Surviving a dysfunctional family can really test your ability to think outside of the box. While we cannot choose our family, we can learn to deal with the family member’s we may dislike because we will always love them.
My definition of a dysfunctional family is not a specific one by any means. My dysfunctional family consisted of an abusive member and myself. Your idea of a dysfunctional family may be completely different, but the basic meaning gets across. Any household with disharmony could be considered dysfunctional and to label yours as such is up to you.
If you’re anything like me, then you were led to believe that every family in America was normal except for yours. I always envisioned all of my friends’ parents sitting down to a homemade dinner each night while discussing school, work, and baseball.
The Cosby Show didn’t help my warped perceptions about the typical American family either, but I knew that there were some Married With Children types of households as well. But in both of these shows, the family always still loved each other at the end of the day, no matter how poorly they interacted with one another.
I was raised by my grandparents. They had already seen all of their children grow up and move out on their own (all ten of them!). You can imagine how worn out they were from raising ten kids. Then my sister and I arrived as toddlers when our grandparents were ready to relax and retire. I believe that this was the root of all of the underling tension in the household.

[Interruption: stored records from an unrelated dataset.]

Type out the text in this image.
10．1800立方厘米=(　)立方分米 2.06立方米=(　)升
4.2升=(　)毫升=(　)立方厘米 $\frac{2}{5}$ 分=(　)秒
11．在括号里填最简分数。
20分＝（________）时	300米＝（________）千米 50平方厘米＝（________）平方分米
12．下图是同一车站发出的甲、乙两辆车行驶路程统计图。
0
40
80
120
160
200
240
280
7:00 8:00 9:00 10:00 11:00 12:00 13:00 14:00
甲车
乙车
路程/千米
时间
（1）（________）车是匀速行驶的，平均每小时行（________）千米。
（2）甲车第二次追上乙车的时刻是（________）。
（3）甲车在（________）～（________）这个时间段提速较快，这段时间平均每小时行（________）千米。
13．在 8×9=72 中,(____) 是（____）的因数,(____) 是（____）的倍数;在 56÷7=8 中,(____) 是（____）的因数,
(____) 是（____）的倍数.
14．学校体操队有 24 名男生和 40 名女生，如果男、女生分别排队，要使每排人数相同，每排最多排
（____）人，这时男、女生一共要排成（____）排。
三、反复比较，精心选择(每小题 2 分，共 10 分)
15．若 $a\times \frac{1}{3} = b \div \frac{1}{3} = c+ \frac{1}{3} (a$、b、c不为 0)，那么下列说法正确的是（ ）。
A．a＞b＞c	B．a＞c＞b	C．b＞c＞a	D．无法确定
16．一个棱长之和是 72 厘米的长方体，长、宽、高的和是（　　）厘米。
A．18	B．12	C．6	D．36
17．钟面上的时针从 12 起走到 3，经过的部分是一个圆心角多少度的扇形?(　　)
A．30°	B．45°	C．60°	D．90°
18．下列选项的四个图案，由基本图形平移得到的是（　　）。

There was a lot of anger and resentment felt between me and my grandparents, especially my abusive grandmother. I think that she knew that my mother could have done her part in raising us instead of dumping all of the responsibilities on her. This made my grandmother very bitter and since I look so much like my mother, she chose me to take out a lot of her frustrations on.
Learning to cope with my dysfunctional family was a challenge that, in some sadistic way, I kind of learned to enjoy. Crying for my mommy into my pillow late at night and wondering why she didn’t want me wasn’t helping. Neither was punching my bedroom door in anger while pretending it was my abusive grandmother. I could live the rest of my adolescent life feeling sorry for myself and wishing for my mommy and daddy to come get me, or I could learn to deal with the family I was given.
The first step was to get a diary. My diary was my best friend for years. It never told my abusive grandmother my dark thoughts of wishing she would die. It never slapped me for speaking my opinion. Most of all, it would listen without judging me. That’s all anyone in a dysfunctional family or any desperate situation really needs sometimes, just a good solid listener.
Having a safe and secret place to vent all of my worries and frustrations really did wonders for my ability to pretend to be happy while enduring my grandmother’s abuse. If she decided to be particularly evil to me, I could easily keep a smug grin on my face because I knew my diary had my back. It would always be there for me, locked tight and tucked away beneath my mattress.
I also discovered that the less I reacted to my grandmother’s harsh words and hard slaps, the more royally pissed off she got. Sure, I could have avoided a few extra bruises if I just broke down and cried in front of her, but I wouldn’t let her have the satisfaction!
I guess the lesson I have learned from my abusive relationship in the past is that surviving in an abusive family made me stronger in the end. I would not be who I am today without all of the family abuse. I know that may seem a little depressing, but my abusive family has prepared me to be able to handle a lot of unpleasant situations. The way I see it, you can’t choose who you’re raised by but you do have to love them, even if you have to learn how to love them a different way.
Surviving an abusive and dysfunctional family is a challenge, but it is possible and will only make you stronger.